Übersetzungen benötigen Zeit – je nach Länge des Textes können das auch mehrere Tage oder sogar Wochen sein. In dem Fall, den wir heute vorstellen möchten, hatten wir jedoch genau das nicht. Glücklicherweise finden unsere Projektmanager auch in Situationen, die auf den ersten Blick ausweglos erscheinen, die passende Lösung für unsere Kunden.

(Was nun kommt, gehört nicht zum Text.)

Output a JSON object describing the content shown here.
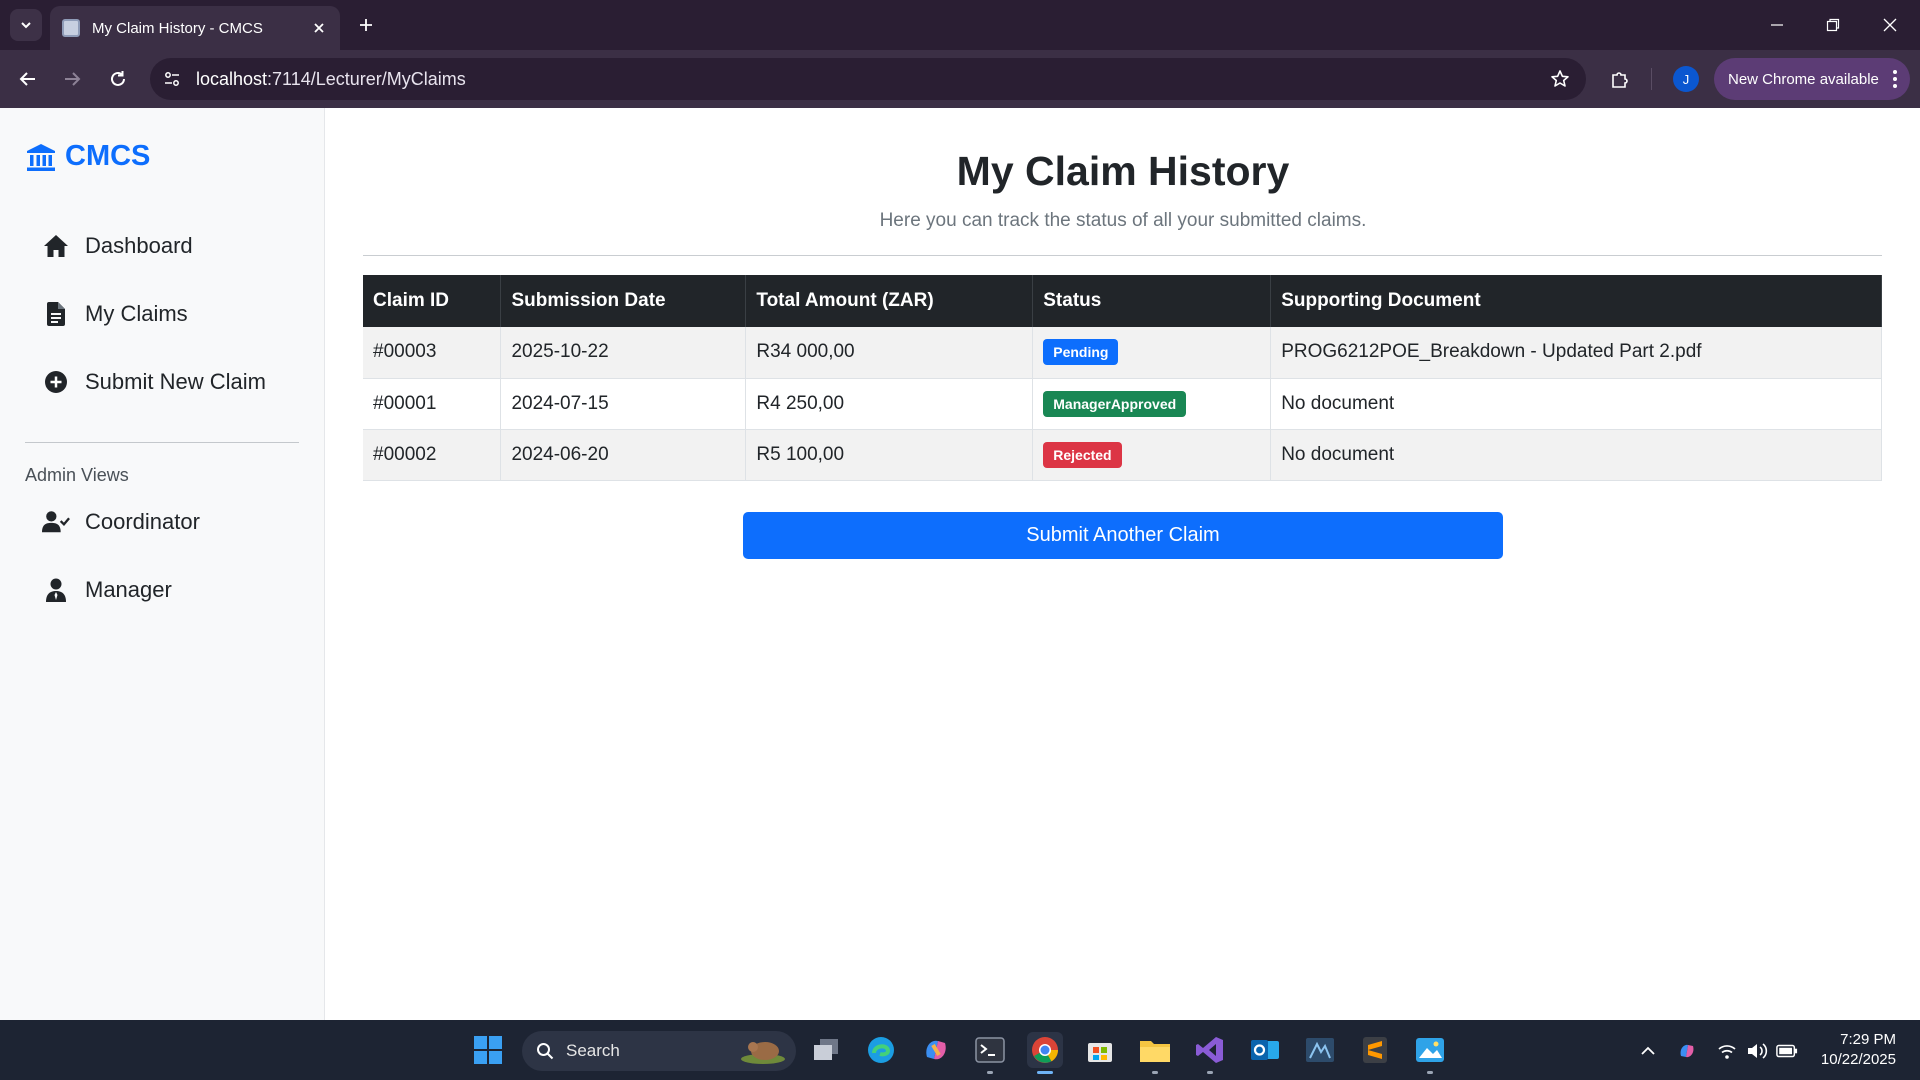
{
  "browser": {
    "tab_title": "My Claim History - CMCS",
    "url_host": "localhost",
    "url_rest": ":7114/Lecturer/MyClaims",
    "profile_initial": "J",
    "update_label": "New Chrome available"
  },
  "sidebar": {
    "brand": "CMCS",
    "items": [
      {
        "label": "Dashboard",
        "icon": "home-icon"
      },
      {
        "label": "My Claims",
        "icon": "document-icon"
      },
      {
        "label": "Submit New Claim",
        "icon": "plus-circle-icon"
      }
    ],
    "admin_heading": "Admin Views",
    "admin_items": [
      {
        "label": "Coordinator",
        "icon": "user-check-icon"
      },
      {
        "label": "Manager",
        "icon": "user-tie-icon"
      }
    ]
  },
  "main": {
    "title": "My Claim History",
    "lead": "Here you can track the status of all your submitted claims.",
    "table": {
      "headers": [
        "Claim ID",
        "Submission Date",
        "Total Amount (ZAR)",
        "Status",
        "Supporting Document"
      ],
      "rows": [
        {
          "id": "#00003",
          "date": "2025-10-22",
          "amount": "R34 000,00",
          "status": "Pending",
          "status_color": "#0d6efd",
          "document": "PROG6212POE_Breakdown - Updated Part 2.pdf"
        },
        {
          "id": "#00001",
          "date": "2024-07-15",
          "amount": "R4 250,00",
          "status": "ManagerApproved",
          "status_color": "#198754",
          "document": "No document"
        },
        {
          "id": "#00002",
          "date": "2024-06-20",
          "amount": "R5 100,00",
          "status": "Rejected",
          "status_color": "#dc3545",
          "document": "No document"
        }
      ]
    },
    "submit_label": "Submit Another Claim"
  },
  "taskbar": {
    "search_label": "Search",
    "time": "7:29 PM",
    "date": "10/22/2025"
  },
  "colors": {
    "brand": "#0d6efd",
    "table_header": "#212529",
    "chrome_frame": "#2a1e33",
    "chrome_toolbar": "#3b2f45"
  }
}
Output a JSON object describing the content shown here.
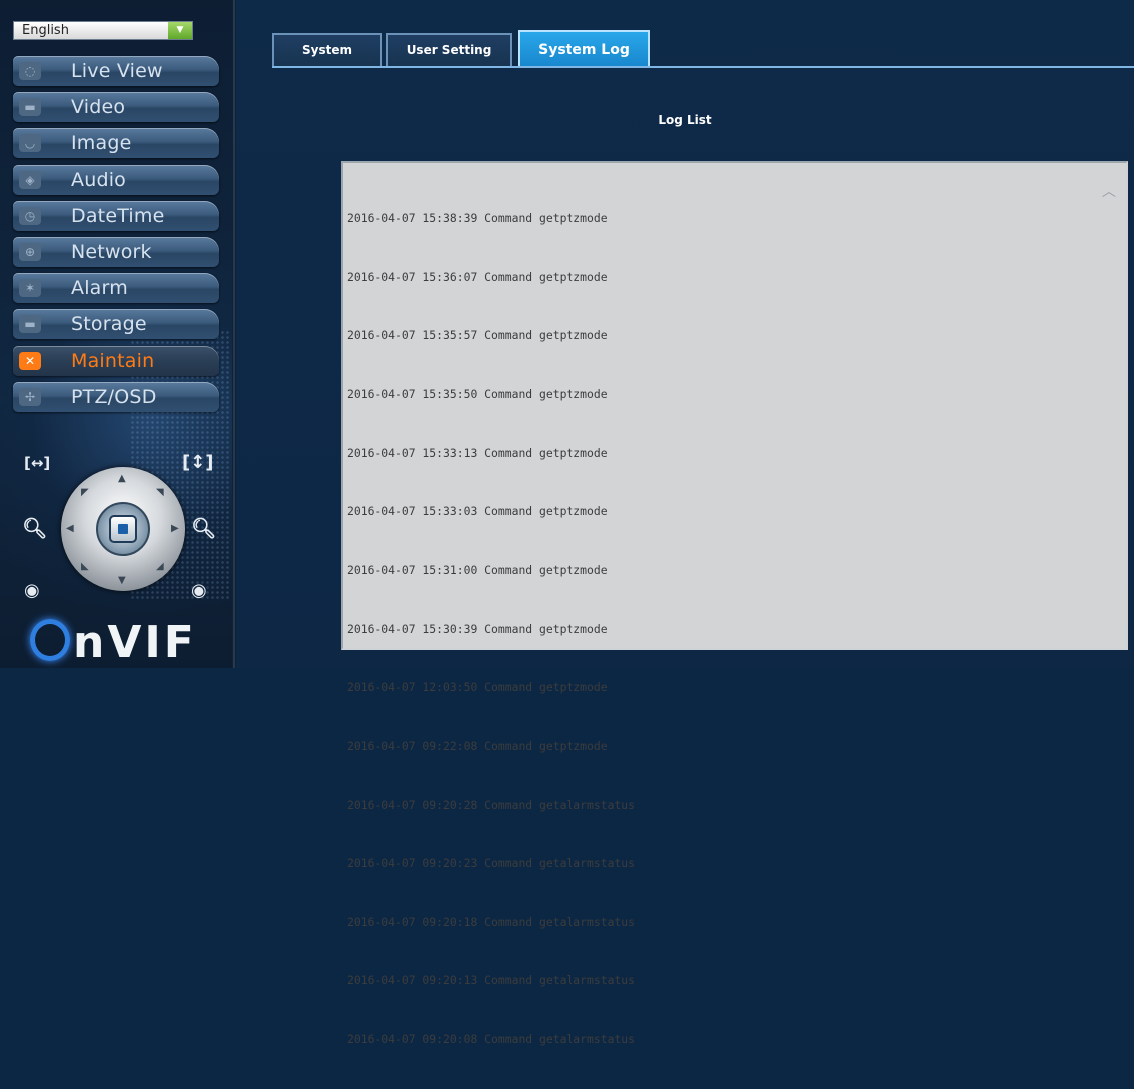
{
  "language": {
    "selected": "English"
  },
  "sidebar": {
    "items": [
      {
        "label": "Live View",
        "icon": "speech-bubble-icon",
        "active": false
      },
      {
        "label": "Video",
        "icon": "camera-icon",
        "active": false
      },
      {
        "label": "Image",
        "icon": "power-icon",
        "active": false
      },
      {
        "label": "Audio",
        "icon": "speaker-icon",
        "active": false
      },
      {
        "label": "DateTime",
        "icon": "clock-icon",
        "active": false
      },
      {
        "label": "Network",
        "icon": "network-icon",
        "active": false
      },
      {
        "label": "Alarm",
        "icon": "alarm-icon",
        "active": false
      },
      {
        "label": "Storage",
        "icon": "storage-icon",
        "active": false
      },
      {
        "label": "Maintain",
        "icon": "wrench-icon",
        "active": true
      },
      {
        "label": "PTZ/OSD",
        "icon": "ptz-icon",
        "active": false
      }
    ],
    "accent_color": "#ff7b16"
  },
  "tabs": [
    {
      "label": "System",
      "active": false
    },
    {
      "label": "User Setting",
      "active": false
    },
    {
      "label": "System Log",
      "active": true
    }
  ],
  "log": {
    "title": "Log List",
    "entries": [
      "2016-04-07 15:38:39 Command getptzmode",
      "2016-04-07 15:36:07 Command getptzmode",
      "2016-04-07 15:35:57 Command getptzmode",
      "2016-04-07 15:35:50 Command getptzmode",
      "2016-04-07 15:33:13 Command getptzmode",
      "2016-04-07 15:33:03 Command getptzmode",
      "2016-04-07 15:31:00 Command getptzmode",
      "2016-04-07 15:30:39 Command getptzmode",
      "2016-04-07 12:03:50 Command getptzmode",
      "2016-04-07 09:22:08 Command getptzmode",
      "2016-04-07 09:20:28 Command getalarmstatus",
      "2016-04-07 09:20:23 Command getalarmstatus",
      "2016-04-07 09:20:18 Command getalarmstatus",
      "2016-04-07 09:20:13 Command getalarmstatus",
      "2016-04-07 09:20:08 Command getalarmstatus"
    ]
  },
  "logo": {
    "text": "nVIF"
  }
}
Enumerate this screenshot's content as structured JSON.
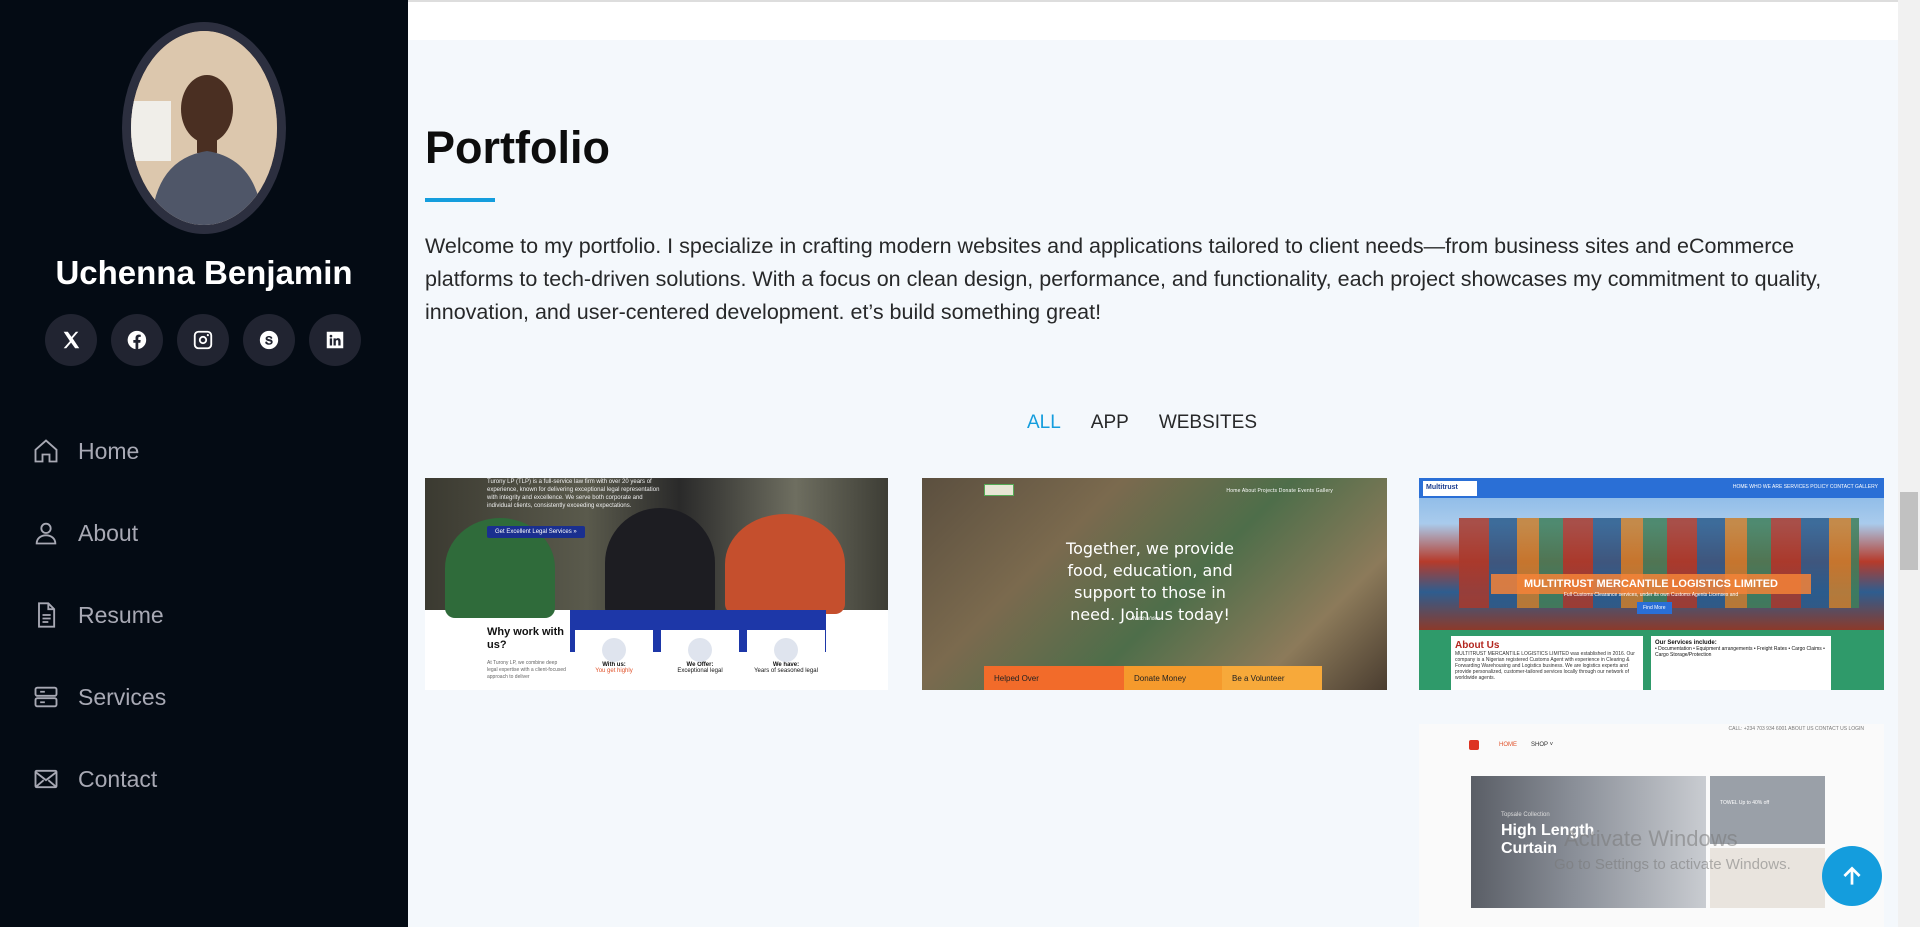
{
  "profile": {
    "name": "Uchenna Benjamin"
  },
  "socials": [
    {
      "icon": "x-icon"
    },
    {
      "icon": "facebook-icon"
    },
    {
      "icon": "instagram-icon"
    },
    {
      "icon": "skype-icon"
    },
    {
      "icon": "linkedin-icon"
    }
  ],
  "nav": {
    "items": [
      {
        "label": "Home",
        "icon": "house-icon"
      },
      {
        "label": "About",
        "icon": "person-icon"
      },
      {
        "label": "Resume",
        "icon": "file-icon"
      },
      {
        "label": "Services",
        "icon": "server-icon"
      },
      {
        "label": "Contact",
        "icon": "envelope-icon"
      }
    ]
  },
  "portfolio": {
    "title": "Portfolio",
    "intro": "Welcome to my portfolio. I specialize in crafting modern websites and applications tailored to client needs—from business sites and eCommerce platforms to tech-driven solutions. With a focus on clean design, performance, and functionality, each project showcases my commitment to quality, innovation, and user-centered development. et’s build something great!",
    "filters": [
      "ALL",
      "APP",
      "WEBSITES"
    ]
  },
  "cards": {
    "legal": {
      "text": "Turony LP (TLP) is a full-service law firm with over 20 years of experience, known for delivering exceptional legal representation with integrity and excellence. We serve both corporate and individual clients, consistently exceeding expectations.",
      "button": "Get Excellent Legal Services »",
      "heading": "Why work with us?",
      "sub": "At Turony LP, we combine deep legal expertise with a client-focused approach to deliver",
      "mini": [
        {
          "title": "With us:",
          "sub": "You get highly"
        },
        {
          "title": "We Offer:",
          "sub": "Exceptional legal"
        },
        {
          "title": "We have:",
          "sub": "Years of seasoned legal"
        }
      ]
    },
    "charity": {
      "nav": "Home   About   Projects   Donate   Events   Gallery",
      "headline": "Together, we provide food, education, and support to those in need. Join us today!",
      "watch": "Watch Video",
      "bars": [
        "Helped Over",
        "Donate Money",
        "Be a Volunteer"
      ]
    },
    "logistics": {
      "logo": "Multitrust",
      "nav": "HOME   WHO WE ARE   SERVICES   POLICY   CONTACT   GALLERY",
      "banner": "MULTITRUST MERCANTILE LOGISTICS LIMITED",
      "banner_sub": "Full Customs Clearance services, under its own Customs Agents Licenses and",
      "find": "Find More",
      "about_title": "About Us",
      "about_text": "MULTITRUST MERCANTILE LOGISTICS LIMITED was established in 2016. Our company is a Nigerian registered Customs Agent with experience in Clearing & Forwarding Warehousing and Logistics business. We are logistics experts and provide personalized, customer-tailored services locally through our network of worldwide agents.",
      "services_title": "Our Services include:",
      "services": "• Documentation  • Equipment arrangements  • Freight Rates  • Cargo Claims  • Cargo Storage/Protection"
    },
    "shop": {
      "utility": "CALL: +234 703 934 6001    ABOUT US    CONTACT US    LOGIN",
      "home": "HOME",
      "shop": "SHOP ˅",
      "kicker": "Topsale Collection",
      "hero": "High Length Curtain",
      "side": "TOWEL Up to 40% off"
    }
  },
  "watermark": {
    "title": "Activate Windows",
    "sub": "Go to Settings to activate Windows."
  }
}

Für ein Projekt des Teams Klinische Studien wurde mit Hilfe maschineller Übersetzung für ein CRO (Contract Research Organisation oder auch Clinical Research Organisation, deutsch: Auftragsforschungsinstitut) ein RFI-Dokument (Request for Information) mit über 8.000 Wörtern aus CTIS aus dem Französischen ins Englische übertragen – und das innerhalb von nur 36 Stunden zwischen der Freigabe des Angebots und der Lieferung. 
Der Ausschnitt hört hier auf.